I love the idea of being able to see ghosts. I wish I could, I mean, really see ghosts. Like the main character from that TV series “The Ghost Whisperer.” I like how she’s always calm, even after the most jolting vision. Blood, vomiting ghosts, ghosts who have half their brains falling out of their heads. None of it rankles her.
Me, I’d have my eyes shut most of the time. And yet, I still want to see ghosts. The closest I get is seeing a flash of something out of the corner of my eye. Or I feel something, a prickle of fear, a chill running past me.
Ever since high school I’ve been fascinated by ghosts and people who can see them. Patrick, for instance. He told us stories about a recurring dream he had about his grandmother dying. She did die, in the house, and most of what he dreamed was exactly how she died. His parents had set up a room for her in the house, and they had a nurse and maybe another attendant taking care of her. When she died, he happened to walk by her room and notice that his parents and the attendants were all fussing about her. He was a boy, maybe 8 or 9, maybe 10, but young enough that when someone noticed that he had stopped in the doorway and was looking in on the scene, one of them, maybe his mother, rushed to him and scooped him away.

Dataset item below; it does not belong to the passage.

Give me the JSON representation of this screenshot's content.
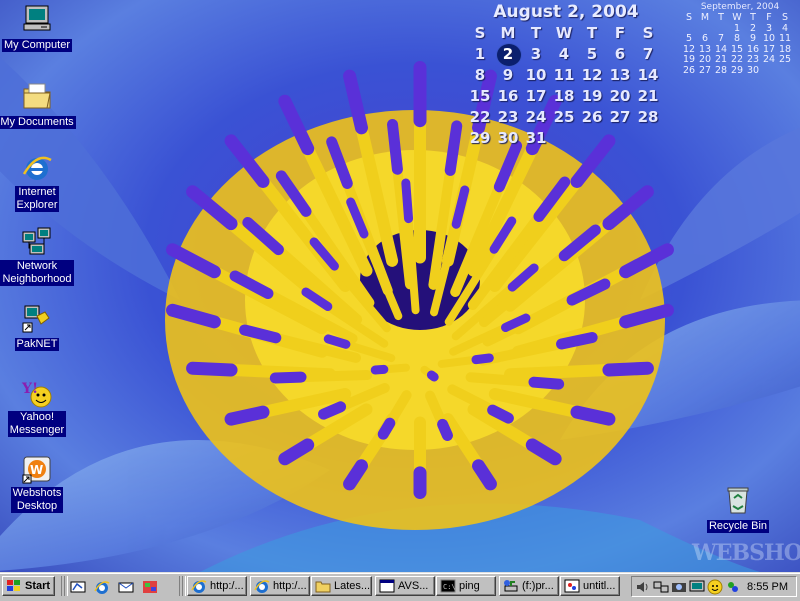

But in the dream, when they notice that he’s standing at the door to the room watching all the chaos, instead of sweeping him out the room they all walk calmly to one side of his grandmother’s bed. His grandmother is dead but she slowly sits up, opens her eyes then turns toward Patrick. At that point in his dream he wakes up.
I remember him saying that whenever he woke up from this dream he smelled his grandmother’s powder, that kind of old-lady stuff that comes in a round container. Or he woke to the sound of her cane tap-tapping on the brick floors down the hallway.
We always wanted to hear more, and I remember he told us once that one day he went crazy trying to find the source of the powder smell. He dug through his grandmother’s old closet and under boxes and boxes of clothing and shoes and hats, until there he found it, one pink container with her powder. He told us about sitting in the bathtub once and having the water go completely cold, then the smell of old-lady powder.
He told us these stories after we’d graduated and would hang out together at night, already at the university yet not ready to let go of the friendships we’d had that defined who we were. I had just moved into a studio apartment that was haunted. All sorts of freaky things happened to me the short time I was there. A phone call in the middle of the night, a child’s voice on the other end asking for his mother. It sounded like a party in the background. The child wouldn’t answer me when I asked, Where are you? What’s your name?
And black dogs out the front door, this was right after the movie “The Omen” had come out. Black dogs were bad signs, and one afternoon, a rare cloudy New Mexico day I opened the door and there were two, the same exact kind from the movie. But the kicker was one night when my pillow rolled off the bed and onto the floor heater. I woke up choking, the room full of thick smoke.
When Patrick came the next morning to see if he felt ghosts at my place, he walked in and gasped as if he’d been punched in the chest. He looked at me and said, You’re getting out of here. He waited by the doorway while I packed a bag with enough stuff to last me a few nights. That next week we moved me out, but we only went to the house during the day. I never went back alone.
I still remember sitting up with Patrick, and my best friend Denise. I think I might have moved into an apartment with my friend Ellen. It was one of those nights when we all sat on my bed, all of us friends, and made Patrick tell us one scary story after another. We made ourselves so scared that no one left my place that night. We all slept on the bed like a litter of pups.